The Cachet lens is a new flexible phakic lens implant designed to correct higher degrees of myopia from -6 to -16.5 D. The current design does not correct astigmatism.
Since the range of optical defects correctable by the Cachet lens overlaps with that which can be achieved with LASIK, or with Artisan, Artiflex, or Implantable Contact Lens (ICL) surgery, for some people there may be a choice between the treatments, decided upon by the following factors:
Easily adjusted optical outcome and generally effective correction of astigmatism.
Cheaper than Cachet lens surgery.
LASIK may be contra-indicated if the cornea is too thin, or if there are topographic signs suggestive of keratoconus.
LASIK causes irreversible changes to the corneal structure, and if too much corneal tissue is removed the cornea may undergo ectasia leading to poor vision and loss of correction.
The quality of the optical correction with LASIK may sometimes not be as good as that achieved by a Cachet lens, especially in high degrees of myopia. This is because the final optical surface created can be less regular than that of a manufactured lens, due to variables in the surgical procedure and the wound healing process.
If needed, fitting of contact lenses may be difficult post-operatively, due to the irregular shape of the cornea.
Cachet advantages :
Good quality correction of spherical optical defects.
No change in ease of contact lens correction post-operatively, should this is needed.
Possibility of adjustment or correction of final optical outcome by LASIK surgery (Bioptics).
Intraocular lens implantation carries an extremely small but unavoidable risk of introduction of infection into the eye. This is a very serious complication which can lead not only to loss of vision, but even to loss of the eye.
Intraocular surgery also carries the risk of damage to other structures in the eye, such as the lens, the iris, and the trabecular meshwork, giving potential complications of cataract, glaucoma, iritis, and also possible retinal complications such as cystoid macular oedema and retinal detachment.
Intraocular surgery causes some irreversible loss of corneal endothelial cells. Loss of these cells diminishes the functional reserve of the cornea, and could ultimately contribute to corneal failure due to endothelial cell depletion.
Because of the close proximity of the Cachet lens to the cornea, corneal complications may possibly be more frequent than with ICL implantation. The optical outcome may not be accurate, and can only be adjusted by replacement of the Cachet lens or additional surgery such as LASIK.

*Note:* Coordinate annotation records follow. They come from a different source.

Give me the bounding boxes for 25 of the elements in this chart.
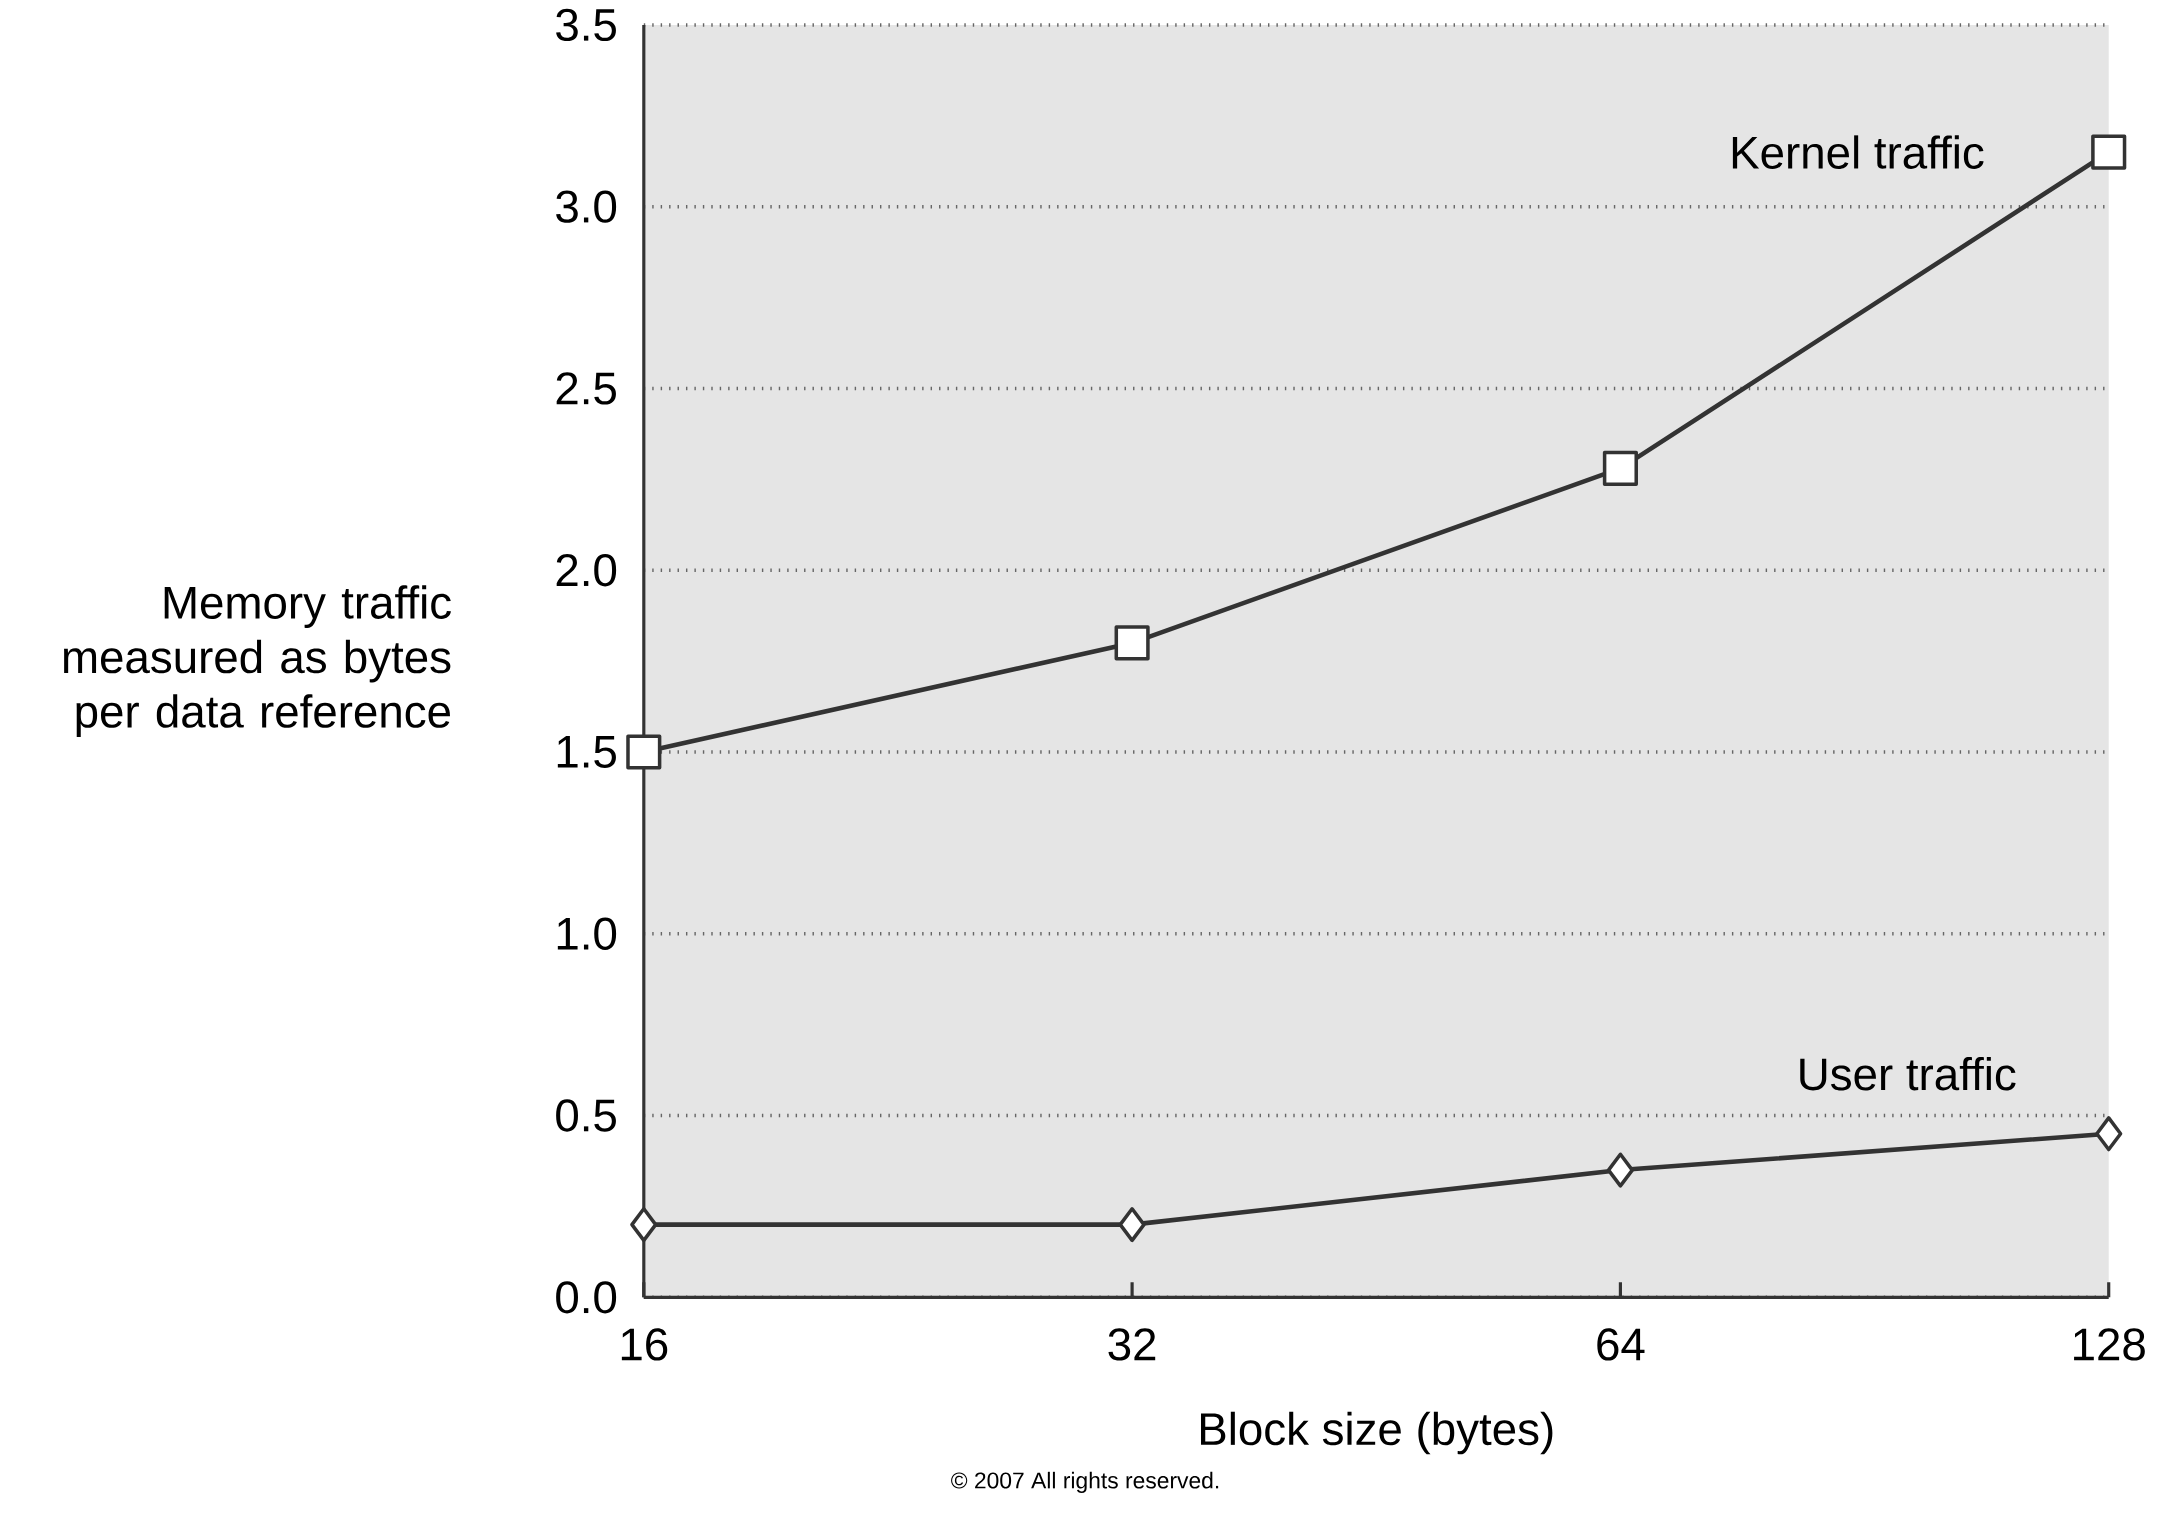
point (630, 1207, 658, 1243)
point (1606, 1152, 1635, 1188)
y-tick-label: 3.0 (556, 190, 617, 223)
point (626, 734, 662, 770)
series-label: Kernel traffic (1732, 135, 1984, 169)
y-tick-label: 0.5 (556, 1099, 616, 1132)
x-tick-label: 64 (1597, 1328, 1645, 1361)
y-axis-title: Memory traffic measured as bytes per data reference (64, 585, 451, 737)
x-axis-title: Block size (bytes) (1201, 1411, 1553, 1455)
series-label: User traffic (1800, 1056, 2016, 1091)
y-tick-label: 1.5 (557, 736, 616, 768)
x-tick-label: 16 (621, 1328, 668, 1361)
text: © 2007 All rights reserved. (951, 1471, 1219, 1494)
x-tick-label: 128 (2074, 1328, 2145, 1361)
point (1118, 1207, 1146, 1243)
y-tick-label: 0.0 (556, 1281, 617, 1314)
y-tick-label: 3.5 (556, 8, 616, 42)
point (1602, 450, 1638, 486)
y-tick-label: 1.0 (557, 917, 617, 950)
point (2095, 1116, 2123, 1152)
x-tick-label: 32 (1108, 1328, 1156, 1361)
y-tick-label: 2.5 (556, 372, 616, 405)
y-tick-label: 2.0 (556, 554, 617, 587)
point (1114, 625, 1150, 661)
point (2091, 134, 2127, 170)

The quality of vision obtained in low light conditions may be poor if the size of the dilated pupil exceeds the size of the optical portion of the Cachet lens.
Previous designs of angle-supported phakic intra-ocular lenses have been sometimes complicated by distortion of the pupil shape (ovalling), but this does not appear to be a significant problem with the cachet so far.
Since the long-term acceptability of Cachet lenses has not been established, there remains the possibility that lenses implanted in young adults now, will need to be surgically removed at some point in the future, and such further surgery would add to the risk of potential complications.
Because of the risk of complications such as glaucoma, insertion of a Cachet lens makes regular long term follow-up advisable.
The presence of the Cachet lens may be noted on close inspection of the eye, and reflections from the surface of the optic can be seen under certain lighting conditions.
Cachet surgery is more expensive than LASIK.
Cachet Lens Surgery
The insertion of the Cachet lens is carried out with either local or general anaesthetic. In a local anaesthetic, drops are put into the eye to constrict the pupil and anaesthetise the cornea. A 2.6 mm incision is made at the edge of the cornea, and the lens is inserted into the eye and carefully positioned.
Since the surgical incision is small it is usually self sealing, so no sutures are required. After the operation antibiotic drops are given to help prevent infection, and steroid drops to suppress inflammation. Visual recovery is rapid, with functional vision virtually straight away and stabilisation of refraction after some weeks.